Kickbacks
April 16, 2010The ongoing investigation into a suspicious contract signed between Hewlett-Packard and Russian law enforcement agencies widened this week, as the US Securities and Exchange Commission (SEC) joined German and Russian authorities in investigating whether employees of the California-based computer giant paid millions of euros in bribes to win the contract.
German prosecutors are probing whether HP executives bribed Russian law enforcement officials with eight million euros ($10.9 million) to win a 35-million-euro contract, signed in 2000. The contract was to supply the office of Russia's prosecutor-general with new computer equipment, including both hardware and software, through a German subsidiary.
Authorities in Dresden arrested three suspects in December in connection with the allegations, one current and two former Hewlett-Packard employees. The three were charged with breach of trust, though all three have since been released on bail. Hewlett-Packard spokeswoman Anette Nachbar declined to comment on whether the remaining employee under investigation is still on the company's payroll.
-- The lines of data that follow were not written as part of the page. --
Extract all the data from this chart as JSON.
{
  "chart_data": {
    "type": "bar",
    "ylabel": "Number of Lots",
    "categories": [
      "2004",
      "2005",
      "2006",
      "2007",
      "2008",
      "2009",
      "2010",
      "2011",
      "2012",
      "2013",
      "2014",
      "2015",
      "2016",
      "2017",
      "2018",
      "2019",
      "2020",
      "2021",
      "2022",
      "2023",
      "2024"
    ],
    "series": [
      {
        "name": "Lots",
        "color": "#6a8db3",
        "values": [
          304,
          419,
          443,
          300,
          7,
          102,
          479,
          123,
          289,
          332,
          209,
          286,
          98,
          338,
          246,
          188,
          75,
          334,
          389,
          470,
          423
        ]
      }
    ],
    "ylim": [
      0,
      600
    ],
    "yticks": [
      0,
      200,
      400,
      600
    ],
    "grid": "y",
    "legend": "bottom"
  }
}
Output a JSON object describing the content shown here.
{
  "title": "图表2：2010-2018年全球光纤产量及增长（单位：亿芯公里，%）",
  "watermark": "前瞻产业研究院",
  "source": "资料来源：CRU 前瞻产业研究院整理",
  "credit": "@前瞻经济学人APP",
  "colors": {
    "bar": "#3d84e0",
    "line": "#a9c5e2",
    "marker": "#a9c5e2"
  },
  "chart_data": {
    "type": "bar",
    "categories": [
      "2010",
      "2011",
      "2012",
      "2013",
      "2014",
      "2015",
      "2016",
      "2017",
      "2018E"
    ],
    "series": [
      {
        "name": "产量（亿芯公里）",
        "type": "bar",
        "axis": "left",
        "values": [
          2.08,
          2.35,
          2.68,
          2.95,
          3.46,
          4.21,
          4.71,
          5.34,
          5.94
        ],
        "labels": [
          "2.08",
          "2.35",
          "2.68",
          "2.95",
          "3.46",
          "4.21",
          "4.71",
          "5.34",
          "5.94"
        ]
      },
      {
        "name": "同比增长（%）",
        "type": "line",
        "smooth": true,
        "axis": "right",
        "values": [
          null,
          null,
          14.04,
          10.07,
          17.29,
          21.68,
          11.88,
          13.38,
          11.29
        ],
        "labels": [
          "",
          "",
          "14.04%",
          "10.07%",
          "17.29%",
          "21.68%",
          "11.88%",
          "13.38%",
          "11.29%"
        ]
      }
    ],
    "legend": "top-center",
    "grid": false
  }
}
In response to the accusations, Hewlett-Packard released a simple statement: "This is an investigation of alleged conduct that occurred almost seven years ago, largely by employees no longer with HP. We are cooperating fully with the German and Russian authorities and will continue to conduct our own internal investigation."
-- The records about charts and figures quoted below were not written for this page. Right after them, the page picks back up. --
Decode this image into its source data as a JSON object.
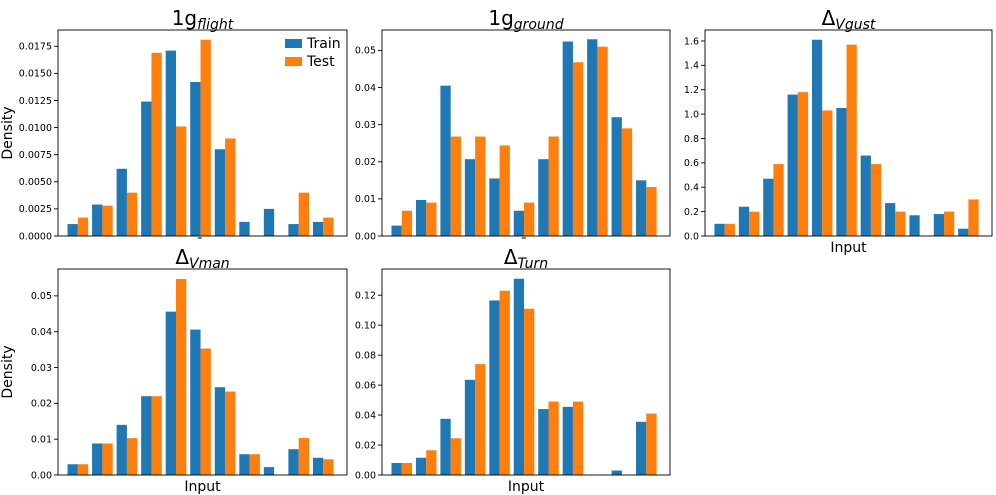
{
  "legend": {
    "train_label": "Train",
    "test_label": "Test"
  },
  "colors": {
    "train": "#1f77b4",
    "test": "#ff7f0e"
  },
  "chart_data": [
    {
      "type": "bar",
      "title": {
        "main": "1g",
        "bar": "¯",
        "sub": "flight"
      },
      "xlabel": "",
      "ylabel": "Density",
      "ylim": [
        0,
        0.019
      ],
      "yticks": [
        "0.0000",
        "0.0025",
        "0.0050",
        "0.0075",
        "0.0100",
        "0.0125",
        "0.0150",
        "0.0175"
      ],
      "ytick_values": [
        0,
        0.0025,
        0.005,
        0.0075,
        0.01,
        0.0125,
        0.015,
        0.0175
      ],
      "legend_position": "top-right",
      "series": [
        {
          "name": "Train",
          "values": [
            0.0011,
            0.0029,
            0.0062,
            0.0124,
            0.0171,
            0.0142,
            0.008,
            0.0013,
            0.0025,
            0.0011,
            0.0013
          ]
        },
        {
          "name": "Test",
          "values": [
            0.0017,
            0.0028,
            0.004,
            0.0169,
            0.0101,
            0.0181,
            0.009,
            0,
            0,
            0.004,
            0.0017
          ]
        }
      ]
    },
    {
      "type": "bar",
      "title": {
        "main": "1g",
        "bar": "¯",
        "sub": "ground"
      },
      "xlabel": "",
      "ylabel": "",
      "ylim": [
        0,
        0.0555
      ],
      "yticks": [
        "0.00",
        "0.01",
        "0.02",
        "0.03",
        "0.04",
        "0.05"
      ],
      "ytick_values": [
        0,
        0.01,
        0.02,
        0.03,
        0.04,
        0.05
      ],
      "series": [
        {
          "name": "Train",
          "values": [
            0.0028,
            0.0097,
            0.0405,
            0.0207,
            0.0155,
            0.0068,
            0.0207,
            0.0524,
            0.053,
            0.032,
            0.015
          ]
        },
        {
          "name": "Test",
          "values": [
            0.0068,
            0.009,
            0.0268,
            0.0268,
            0.0244,
            0.009,
            0.0268,
            0.0468,
            0.051,
            0.029,
            0.0132
          ]
        }
      ]
    },
    {
      "type": "bar",
      "title": {
        "main": "Δ",
        "bar": "¯",
        "sub": "Vgust"
      },
      "xlabel": "Input",
      "ylabel": "",
      "ylim": [
        0,
        1.69
      ],
      "yticks": [
        "0.0",
        "0.2",
        "0.4",
        "0.6",
        "0.8",
        "1.0",
        "1.2",
        "1.4",
        "1.6"
      ],
      "ytick_values": [
        0,
        0.2,
        0.4,
        0.6,
        0.8,
        1.0,
        1.2,
        1.4,
        1.6
      ],
      "series": [
        {
          "name": "Train",
          "values": [
            0.1,
            0.24,
            0.47,
            1.16,
            1.61,
            1.05,
            0.66,
            0.27,
            0.17,
            0.18,
            0.06
          ]
        },
        {
          "name": "Test",
          "values": [
            0.1,
            0.2,
            0.59,
            1.18,
            1.03,
            1.57,
            0.59,
            0.2,
            0,
            0.2,
            0.3
          ]
        }
      ]
    },
    {
      "type": "bar",
      "title": {
        "main": "Δ",
        "bar": "¯",
        "sub": "Vman"
      },
      "xlabel": "Input",
      "ylabel": "Density",
      "ylim": [
        0,
        0.0575
      ],
      "yticks": [
        "0.00",
        "0.01",
        "0.02",
        "0.03",
        "0.04",
        "0.05"
      ],
      "ytick_values": [
        0,
        0.01,
        0.02,
        0.03,
        0.04,
        0.05
      ],
      "series": [
        {
          "name": "Train",
          "values": [
            0.003,
            0.0088,
            0.014,
            0.022,
            0.0456,
            0.0406,
            0.0245,
            0.0058,
            0.0022,
            0.0072,
            0.0048
          ]
        },
        {
          "name": "Test",
          "values": [
            0.003,
            0.0088,
            0.0103,
            0.022,
            0.0547,
            0.0353,
            0.0233,
            0.0058,
            0,
            0.0103,
            0.0044
          ]
        }
      ]
    },
    {
      "type": "bar",
      "title": {
        "main": "Δ",
        "bar": "¯",
        "sub": "Turn"
      },
      "xlabel": "Input",
      "ylabel": "",
      "ylim": [
        0,
        0.1375
      ],
      "yticks": [
        "0.00",
        "0.02",
        "0.04",
        "0.06",
        "0.08",
        "0.10",
        "0.12"
      ],
      "ytick_values": [
        0,
        0.02,
        0.04,
        0.06,
        0.08,
        0.1,
        0.12
      ],
      "series": [
        {
          "name": "Train",
          "values": [
            0.008,
            0.0115,
            0.0375,
            0.0635,
            0.1165,
            0.131,
            0.044,
            0.0455,
            0,
            0.003,
            0.0355
          ]
        },
        {
          "name": "Test",
          "values": [
            0.008,
            0.0165,
            0.0245,
            0.074,
            0.123,
            0.111,
            0.049,
            0.049,
            0,
            0,
            0.041
          ]
        }
      ]
    }
  ]
}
But Nachbar declined to comment on the discrepancy between the date of the suspicious contract (2000) and the date of the "alleged conduct" in the HP statement.
Network of shell companies
Prosecutors believe that the three HP workers, one of whom is German, acted without the knowledge of top management, and Hewlett-Packard is apparently being treated as a victim in the case. "We are not investigating Hewlett-Packard directly," confirmed Wolfgang Klein, spokesman for Dresden state prosecutors, "At the moment we are only concentrating on the suspects we have."
There are six other suspects in the case, three of whom are German, who were also arrested and questioned in December, but they are thought to have been middlemen in the alleged crime, and have been released without charge pending further investigation. "They were not connected with Hewlett-Packard, but with the network of companies involved in passing on the money," Klein told Deutsche Welle. The nationalities of the other suspects have not been disclosed.
A network of around 10 other companies, some of which were German, is thought to have been used as a funnel for the kickbacks. The Russian prosecutor-general's office declined to give more detailed information on its part in the investigation, but confirmed that its investigators had searched the main Hewlett-Packard office in Moscow on Wednesday at the request of the Dresden authorities.
The Russian authorities are in effect investigating their own part in the affair, since the prosecutor-general's office is also responsible for corruption, but Klein is confident that the department's integrity is intact. "We are not concerned that any of the investigating officers had any part in the alleged crime," he said.
If found guilty of breach of trust, Klein said the suspects could face prison sentences of five to 10 years.